Karli blinzelte. Helmut sagte wirklich ›gnädige Frau‹ und ›unter meinem Schutz‹! Es klang unerhört erwachsen, und Karli wünschte, er hätte die Worte gesagt. Auch der dicke Martin schien sehr beeindruckt zu sein. Er schluckte hinunter, sah aus dem Fenster zu Hannas Mutter hinunter und äußerte: »Unter meinem Schutz auch!« Dabei sah er Helmut herausfordernd an. Hannas Mutter bemerkte den Blick nicht und sagte erfreut: »Na, dann kann ja überhaupt nichts passieren, Hanna, wenn du zwei so starke, nette Jungen zu Freunden hast, gelt?«

Hanna nickte mit sorgenvollen Augen und sagte leise: »Nein, hoffentlich nicht!« Sie schien sehr ängstlich zu sein. Martin drehte sich zu ihr um und reichte ihr einen Apfel. »Da«, sagte er. »Iß! Damit du groß und stark wirst!« »Danke«, sagte Hanna und lächelte ihm zu. Dann biß sie in den Apfel. Der blonde Helmut ärgerte sich. Die erste Runde hatte eindeutig der dicke Martin gewonnen.
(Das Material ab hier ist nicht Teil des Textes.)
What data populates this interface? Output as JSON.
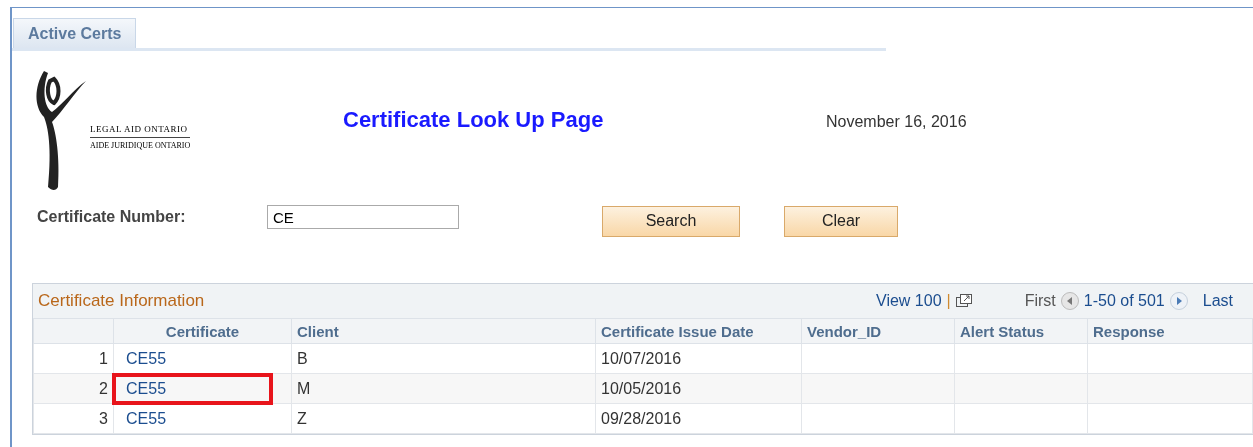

Ehe er jedoch dazu kam, Hanna seinerseits einen Gefallen zu erweisen, ereignete sich beim Eingang des Autobusses etwas, was seine Aufmerksamkeit vollkommen gefangen nahm. Er stand auf und sah nach vorne. Er traute seinen Augen nicht. Denn beim Eingang des Autobusses stand eine kleine Menschengruppe. In der Mitte der Menschengruppe stand ein kleines Mädchen. Und neben dem kleinen Mädchen stand ein schwarzes Schaf!

Das schwarze Schaf war so dick und wollig, daß man zunächst überhaupt nicht sagen konnte, wo vorne und hinten war. Man hätte ihm eine Zigarre in den Mund stecken müssen, um es sagen zu können. Ferner stand das schwarze Schaf sehr unglücklich und bedrängt im weißen Schnee und schien darunter zu leiden, daß alle Leute es anstarrten.

Die Mutter des Mädchens, welches das Schaf an einem Strick festhielt, sprach gerade mit Tante Beate.

»Liebe Frau Beate«, sagte sie bittend, »erlauben Sie doch ausnahmsweise, daß Lucie Josef mitnimmt!«

»Wen mitnimmt?« fragte Tante Beate verblüfft.

»Josef«, sagte die Mutter. »So heißt das Schaf.«

»Ich habe hier einen Ferienkindertransport und nicht einen Ferienschafetransport«, sagte der Chauffeur Wiedmann, der dazutrat, und betrachtete das schwarze Schaf, das Josef hieß, mit Widerwillen.

»Es ist ein gutes, stilles Schaf«, sagte die Mutter. »Es macht nichts schmutzig, und es beißt nicht.«

»Es wird ganz still in einer Ecke liegen und schlafen«, sagte die kleine Lucie.

»Sie werden keine Scherereien mit ihm haben«, sagte die Mutter. Tante Beate schüttelte hilflos den Kopf.

»Aber, um alles in der Welt, was sollen wir mit dem Schaf denn in Schruns anfangen?«

»Da machen Sie sich gar keine Sorgen, Frau Beate!« rief die Mutter. »In Schruns wird Josef vom Autobus abgeholt. In Schruns erwartet man ihn bereits!«

»Wer erwartet ihn?« fragte Wiedmann mißtrauisch.

»Der Besitzer«, sagte Lucie.

»Wenn der Besitzer in Schruns ist, was macht das Schaf dann in Salzburg?« fragte Wiedmann weiter. Die Sache kam ihm sehr verdächtig vor.

»Es war bei uns nur zu Besuch«, sagte Lucie. Ihre Mutter unterbrach sie und erklärte gleich die ganze Situation.